My First Beta-Reader
When my daughter was home for the summer, I asked her to beta-read The Jabberwock Slayer, the first book in a fantasy trilogy I'm currently working on.
I have a few other beta readers lined up, but wanted my daughter to be the story’s first reader. I sent the manuscript to her on Google Drive so she could work on it over the summer. I'd have access to it when I had time to work on the next version.
It took a while for her to get started, but once she began reading it, I saw regular email notifications with various comments and suggestions from her. She finished the beta read and asked me when I was going to work on it.
“As soon as I have time.”
Within a week of her finishing the read, I entered a busy season with six online classes as well as working increased hours editing and doing content management for a client; I didn't have the mental space to tackle my novel.
My daughter asked me from time to time if I’d started working on it and I always told her I’d begin as soon as I had the mental space. I wanted to be able to concentrate and give it the attention it needs. Each time, I would tell her I appreciated the work she did on it and I'm looking forward to doing the fifth revision.
When working on my weekly schedule for January, I put “revising Jabberwock Slayer” in a couple of slots so I would actually start. Only a couple hours each week, but it's something.
Thursday, I was ready to launch into draft five, considering my daughter’s comments and suggestions.
My daughter is a talented writer. She has a solid grasp of what makes a good story, having been immersed in the world of story from a young age.
Having read hundreds of books—some of them again and again—good books by good writers, she knows what works in a story and what doesn't.
If she put her mind to it, she could excel at storytelling. At the moment, her focus is her studies, and her major is pre-law, but who knows what the future may hold? In any case, I’m happy she had the time to read my WIP over the summer.
The Search Begins
Thursday morning, I opened Google Drive and did a search—usually the quickest way to find anything—for “Jabberwock”. The only thing that appeared in my search was a document titled The Last Jabberwock. A rough draft I’d uploaded of the unfinished book three in the trilogy.
The Jabberwock Slayer didn't show up.
I narrowed my search and typed in “Jabberwock Slayer.”
Nothing.
I decided to broaden my search and looked for “slayer,” then “hunt.” No luck.
It wasn't quite time to panic yet. Maybe I downloaded the story onto my laptop and then deleted it from Google Drive. I went to the story’s folder on my computer. It had all the revisions of the story, up through draft four, but not the version with my daughter’s comments and suggestions.
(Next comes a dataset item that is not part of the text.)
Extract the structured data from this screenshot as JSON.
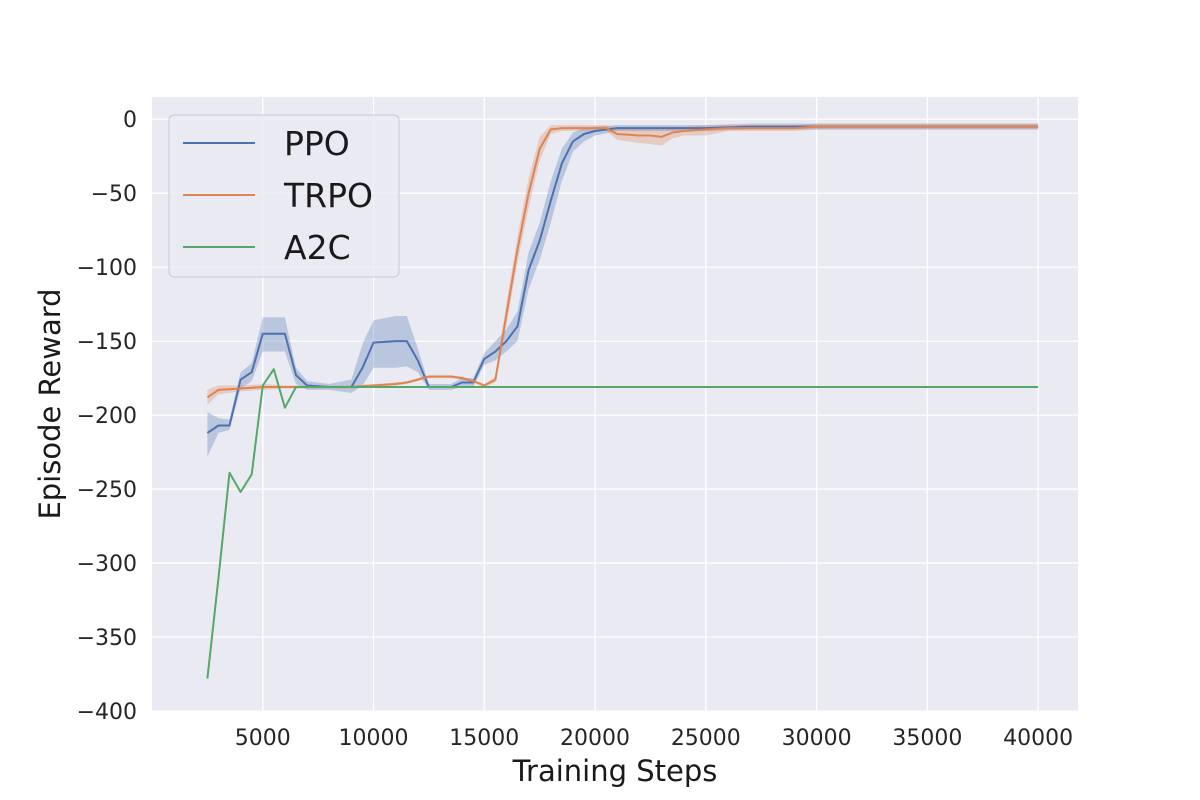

I went over to the downloads folder and browsed it in case I downloaded it and didn’t file it in the right place.
Nothing.
Panic began to settle in.
I asked myself why I didn't download it, why I didn't save a copy of it. I thought about the hours my daughter spent on it, the comments and suggestions I know would be helpful.
Not just that, but how would I be able to tell her I lost the story she worked on for me? She would assume I thought it wasn’t valuable. And she'd have every right to think that. After all, she had worked on it months ago and I hadn’t even saved it to my computer.
Guilt overwhelmed me.
I wondered if maybe my daughter had accidentally deleted the file so did a quick online search to see if such a thing was possible. But no, I'm the owner of the document so only I could delete it.
I must have deleted it!
Google has been giving me warning messages for a while that my Google Drive is over 90% full—between emails and photos and documents—so I recently deleted a bunch of old emails and videos.
Had I accidentally deleted the story?